GPH-NDFP peace talks: Is the Aquino gov’t setting the stage for all-out war?
The peace negotiations between the Government of the Philippines (GPH) and the National Democratic Front of the Philippines (NDFP) have hit a snag after the GPH refused to release imprisoned NDFP consultants, effectively suspending the new round of formal talks proposed to take place this September.
In the joint statement issued by both parties in February 2011, the GPH committed to work for the “expeditious release of all or most of the fourteen (14) NDFP listed Joint Agreement on Safety and Immunity Guarantees (JASIG) consultants and personalities before the second round of formal talks subject to verification as provided in the JASIG Supplemental Agreement dated June 26, 1996, or on the basis of humanitarian and other practical reasons.”
The GPH now seems to be reneging from this and has even assailed the NDFP for imposing this as an unreasonable “precondition” for the second round of talks. Government spokespersons in various instances are quoted as saying that they are not obligated to release the consultants and that these are only “confidence-building” measures which the GPH can choose not to implement.
The GPH has gone so far as to declare that JASIG “inoperative,” a statement that has been assailed as “foolish” and has dangerous implications for the talks. For one, the GPH panel cannot terminate an agreement that is signed by principals of both parties, it would need the signature of its principal to do so. More importantly, the continuation of the talks requires that both panels uphold previous agreements including JASIG, which ensures safety and immunity of panel members and consultants. The NDFP has also clarified that the release of the consultants is not a precondition but an obligation of the GPH under JASIG and affirmed in the February joint statement.
Indeed, how can the talks continue when negotiators and consultants are under constant threat of arrest, detention, and assasination? And how can there be any substantial agreement reached when both parties cannot even agree to uphold security and immunity of the panels and their consultants?
The GPH is blaming the NDFP for the continued detention of the consultants through a flimsy argument of technicality. Padilla says that the verification process for the identification of the consultants has failed because the NDFP violated JASIG and used encrypted diskettes which are now corrupted and cannot be opened.
The Philippine Peace Center however criticized Padilla and explained that legal jurisprudence holds that encrypted documents are deemed identical to and of the same value as the document itself and that the GPH has previously accepted the NDFP’s explanation for encrypting the documents as a necessary or reasonable security measure.
The group also said that the GPH and Padilla is aware that the that the JASIG stipulates that the photographs in the safety deposit box are not the sole means of verifying whether one is a duly-accredited or JASIG-protected person or not, but only serve as further verification if necessary.

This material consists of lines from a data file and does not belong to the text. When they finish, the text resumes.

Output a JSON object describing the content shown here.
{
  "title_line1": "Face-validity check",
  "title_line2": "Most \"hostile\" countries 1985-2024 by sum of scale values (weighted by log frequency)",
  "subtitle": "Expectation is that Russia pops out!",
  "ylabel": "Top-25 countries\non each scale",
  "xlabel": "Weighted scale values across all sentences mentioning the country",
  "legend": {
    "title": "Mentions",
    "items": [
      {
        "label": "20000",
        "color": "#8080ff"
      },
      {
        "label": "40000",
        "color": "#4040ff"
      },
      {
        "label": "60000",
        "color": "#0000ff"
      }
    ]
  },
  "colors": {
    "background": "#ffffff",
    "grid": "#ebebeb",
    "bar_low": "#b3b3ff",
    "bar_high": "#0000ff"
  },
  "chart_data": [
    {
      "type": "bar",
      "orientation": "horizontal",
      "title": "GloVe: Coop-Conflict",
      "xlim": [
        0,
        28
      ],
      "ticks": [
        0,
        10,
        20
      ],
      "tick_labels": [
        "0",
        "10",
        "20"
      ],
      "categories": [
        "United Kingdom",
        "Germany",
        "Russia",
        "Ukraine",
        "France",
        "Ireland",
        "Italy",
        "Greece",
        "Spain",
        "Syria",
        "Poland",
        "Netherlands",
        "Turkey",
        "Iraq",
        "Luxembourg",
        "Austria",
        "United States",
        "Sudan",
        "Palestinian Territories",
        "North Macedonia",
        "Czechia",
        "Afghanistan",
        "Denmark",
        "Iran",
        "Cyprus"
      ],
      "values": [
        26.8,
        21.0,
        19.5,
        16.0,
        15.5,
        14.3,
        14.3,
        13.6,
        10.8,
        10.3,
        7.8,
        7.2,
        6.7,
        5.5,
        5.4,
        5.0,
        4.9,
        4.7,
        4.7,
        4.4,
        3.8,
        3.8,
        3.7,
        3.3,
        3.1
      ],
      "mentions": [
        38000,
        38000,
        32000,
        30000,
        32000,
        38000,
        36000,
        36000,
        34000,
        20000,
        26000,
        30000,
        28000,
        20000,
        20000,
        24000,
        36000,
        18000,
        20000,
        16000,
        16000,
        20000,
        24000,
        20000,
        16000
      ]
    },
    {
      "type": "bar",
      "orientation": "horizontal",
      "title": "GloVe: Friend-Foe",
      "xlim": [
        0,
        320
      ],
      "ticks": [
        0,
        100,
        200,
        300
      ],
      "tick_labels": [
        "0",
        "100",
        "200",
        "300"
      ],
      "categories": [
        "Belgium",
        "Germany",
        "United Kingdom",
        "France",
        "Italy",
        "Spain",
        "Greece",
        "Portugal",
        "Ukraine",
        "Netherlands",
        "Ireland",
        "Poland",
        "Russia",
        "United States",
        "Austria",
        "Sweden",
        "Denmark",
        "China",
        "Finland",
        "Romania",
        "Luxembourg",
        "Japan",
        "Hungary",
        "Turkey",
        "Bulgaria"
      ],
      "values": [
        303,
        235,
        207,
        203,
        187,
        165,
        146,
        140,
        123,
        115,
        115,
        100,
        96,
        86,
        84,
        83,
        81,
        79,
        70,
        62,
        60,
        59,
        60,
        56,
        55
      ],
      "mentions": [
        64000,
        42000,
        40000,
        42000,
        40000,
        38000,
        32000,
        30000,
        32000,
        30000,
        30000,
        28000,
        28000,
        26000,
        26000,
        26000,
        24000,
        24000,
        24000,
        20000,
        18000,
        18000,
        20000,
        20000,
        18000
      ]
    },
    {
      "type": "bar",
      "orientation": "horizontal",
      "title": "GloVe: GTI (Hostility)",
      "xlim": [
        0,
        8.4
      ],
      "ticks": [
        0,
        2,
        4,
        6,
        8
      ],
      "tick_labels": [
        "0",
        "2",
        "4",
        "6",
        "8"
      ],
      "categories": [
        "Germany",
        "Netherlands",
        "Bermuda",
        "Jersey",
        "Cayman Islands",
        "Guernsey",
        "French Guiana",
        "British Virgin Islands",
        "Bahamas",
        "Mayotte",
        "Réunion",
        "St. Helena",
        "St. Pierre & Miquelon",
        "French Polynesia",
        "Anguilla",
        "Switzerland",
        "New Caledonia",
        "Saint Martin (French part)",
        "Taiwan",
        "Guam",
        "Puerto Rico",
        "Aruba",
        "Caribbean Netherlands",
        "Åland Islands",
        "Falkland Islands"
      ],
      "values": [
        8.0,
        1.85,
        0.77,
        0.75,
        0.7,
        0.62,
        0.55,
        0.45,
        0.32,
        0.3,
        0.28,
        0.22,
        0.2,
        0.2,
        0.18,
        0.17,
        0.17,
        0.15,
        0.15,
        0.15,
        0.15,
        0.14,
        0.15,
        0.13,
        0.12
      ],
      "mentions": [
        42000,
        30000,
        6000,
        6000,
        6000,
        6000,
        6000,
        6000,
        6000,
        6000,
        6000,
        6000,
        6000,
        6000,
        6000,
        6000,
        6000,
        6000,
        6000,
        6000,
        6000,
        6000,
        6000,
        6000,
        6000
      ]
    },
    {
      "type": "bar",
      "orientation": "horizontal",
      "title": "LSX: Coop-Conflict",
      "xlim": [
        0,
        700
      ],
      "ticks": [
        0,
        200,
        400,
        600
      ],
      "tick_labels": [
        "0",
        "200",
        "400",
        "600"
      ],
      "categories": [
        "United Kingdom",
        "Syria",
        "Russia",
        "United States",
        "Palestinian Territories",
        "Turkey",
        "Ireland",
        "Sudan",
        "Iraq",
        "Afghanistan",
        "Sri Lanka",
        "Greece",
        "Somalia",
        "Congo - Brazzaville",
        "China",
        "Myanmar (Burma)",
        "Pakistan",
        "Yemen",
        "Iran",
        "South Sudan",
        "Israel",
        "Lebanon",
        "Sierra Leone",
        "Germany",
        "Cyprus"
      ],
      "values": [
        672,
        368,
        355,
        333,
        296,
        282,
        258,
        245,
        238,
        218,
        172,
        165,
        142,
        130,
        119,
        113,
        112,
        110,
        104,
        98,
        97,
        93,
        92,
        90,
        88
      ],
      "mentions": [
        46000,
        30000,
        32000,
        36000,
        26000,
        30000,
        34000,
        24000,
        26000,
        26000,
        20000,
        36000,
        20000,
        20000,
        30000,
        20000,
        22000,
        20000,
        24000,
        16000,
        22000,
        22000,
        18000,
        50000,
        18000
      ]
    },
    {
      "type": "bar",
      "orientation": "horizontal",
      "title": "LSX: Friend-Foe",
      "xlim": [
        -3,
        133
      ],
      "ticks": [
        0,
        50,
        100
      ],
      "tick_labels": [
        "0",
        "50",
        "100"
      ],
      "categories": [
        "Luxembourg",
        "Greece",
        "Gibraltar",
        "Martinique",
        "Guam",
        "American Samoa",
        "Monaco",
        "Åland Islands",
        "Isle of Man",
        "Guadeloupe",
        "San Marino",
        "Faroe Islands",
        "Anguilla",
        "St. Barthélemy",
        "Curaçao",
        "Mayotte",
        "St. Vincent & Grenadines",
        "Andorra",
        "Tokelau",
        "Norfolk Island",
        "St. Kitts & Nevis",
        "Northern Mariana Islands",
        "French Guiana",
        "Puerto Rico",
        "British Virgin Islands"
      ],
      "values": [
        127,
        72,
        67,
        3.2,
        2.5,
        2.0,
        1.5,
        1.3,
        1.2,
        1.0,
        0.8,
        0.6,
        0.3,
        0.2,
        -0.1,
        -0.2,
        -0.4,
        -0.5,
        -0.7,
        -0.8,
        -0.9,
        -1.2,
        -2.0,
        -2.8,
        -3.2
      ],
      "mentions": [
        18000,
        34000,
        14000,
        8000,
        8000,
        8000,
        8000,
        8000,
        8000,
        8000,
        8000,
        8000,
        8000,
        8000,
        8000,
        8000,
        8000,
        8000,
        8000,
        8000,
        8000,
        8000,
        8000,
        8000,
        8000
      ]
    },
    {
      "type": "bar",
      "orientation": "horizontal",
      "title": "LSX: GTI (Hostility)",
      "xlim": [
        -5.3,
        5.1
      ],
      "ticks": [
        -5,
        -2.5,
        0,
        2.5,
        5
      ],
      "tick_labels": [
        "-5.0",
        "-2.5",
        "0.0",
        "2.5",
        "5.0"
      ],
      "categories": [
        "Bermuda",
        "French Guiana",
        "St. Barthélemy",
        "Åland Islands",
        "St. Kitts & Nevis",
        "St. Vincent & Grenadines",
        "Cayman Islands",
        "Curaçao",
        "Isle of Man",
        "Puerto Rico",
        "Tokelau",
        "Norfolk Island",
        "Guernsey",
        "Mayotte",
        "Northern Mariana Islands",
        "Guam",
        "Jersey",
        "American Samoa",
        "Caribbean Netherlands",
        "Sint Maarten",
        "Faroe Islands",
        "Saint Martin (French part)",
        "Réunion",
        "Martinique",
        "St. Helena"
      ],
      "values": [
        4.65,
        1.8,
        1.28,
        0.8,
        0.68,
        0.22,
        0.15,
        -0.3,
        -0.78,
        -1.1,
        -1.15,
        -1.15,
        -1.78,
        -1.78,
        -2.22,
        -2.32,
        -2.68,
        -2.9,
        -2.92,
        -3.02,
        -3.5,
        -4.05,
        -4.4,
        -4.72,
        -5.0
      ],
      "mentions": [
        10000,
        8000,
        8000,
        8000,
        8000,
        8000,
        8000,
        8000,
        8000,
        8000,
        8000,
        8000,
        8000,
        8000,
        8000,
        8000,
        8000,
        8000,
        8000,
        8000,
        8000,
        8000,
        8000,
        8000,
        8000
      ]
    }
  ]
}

They recalled that “in practice, since 1995, the GRP and NDFP have been able to determine the accreditation of detained persons and agree on their release without having to open the safety deposit box containing the photographs.” Also, the JASIG clearly states that persons who are publicly known to be involved in the peace negotiations enjoy safety and immunity guarantees even if they are not issued documents of identification. Thus, to tie the JASIG to the verification process which is not an absolute necessity is problematic if not malicious.
Clearly, the GPH is making all sorts of excuses not to comply with obligations and uphold JASIG. Is the government scuttling the peace talks to pin the blame on the NDFP and set the stage for all-out war?
It should be noted that the NDFP has also put forward a proposal for “immediate truce and alliance” with the government as another track along with the formal peace negotiations in response to the proposals for periodic ceasefires. The GPH has also shut the doors to this doable and concrete proposal ridiculously misreading the truce as “capitulation” of the government and dismissing the proposal as “deceptive.”
The Filipino people should push for the resumption of the peace talks based on compliance with previous bilateral agreements including the Hague Joint Declaration, JASIG and the Comprehensive Agreement on Respect for Human Rights and International Humanitarian Law (CARHRIHL). The GPH’s scuttling of the peace talks should be exposed and condemned. It is time that the roots of insurgency and poverty be addressed seriously and meaningful reforms pave the way for a just and lasting peace.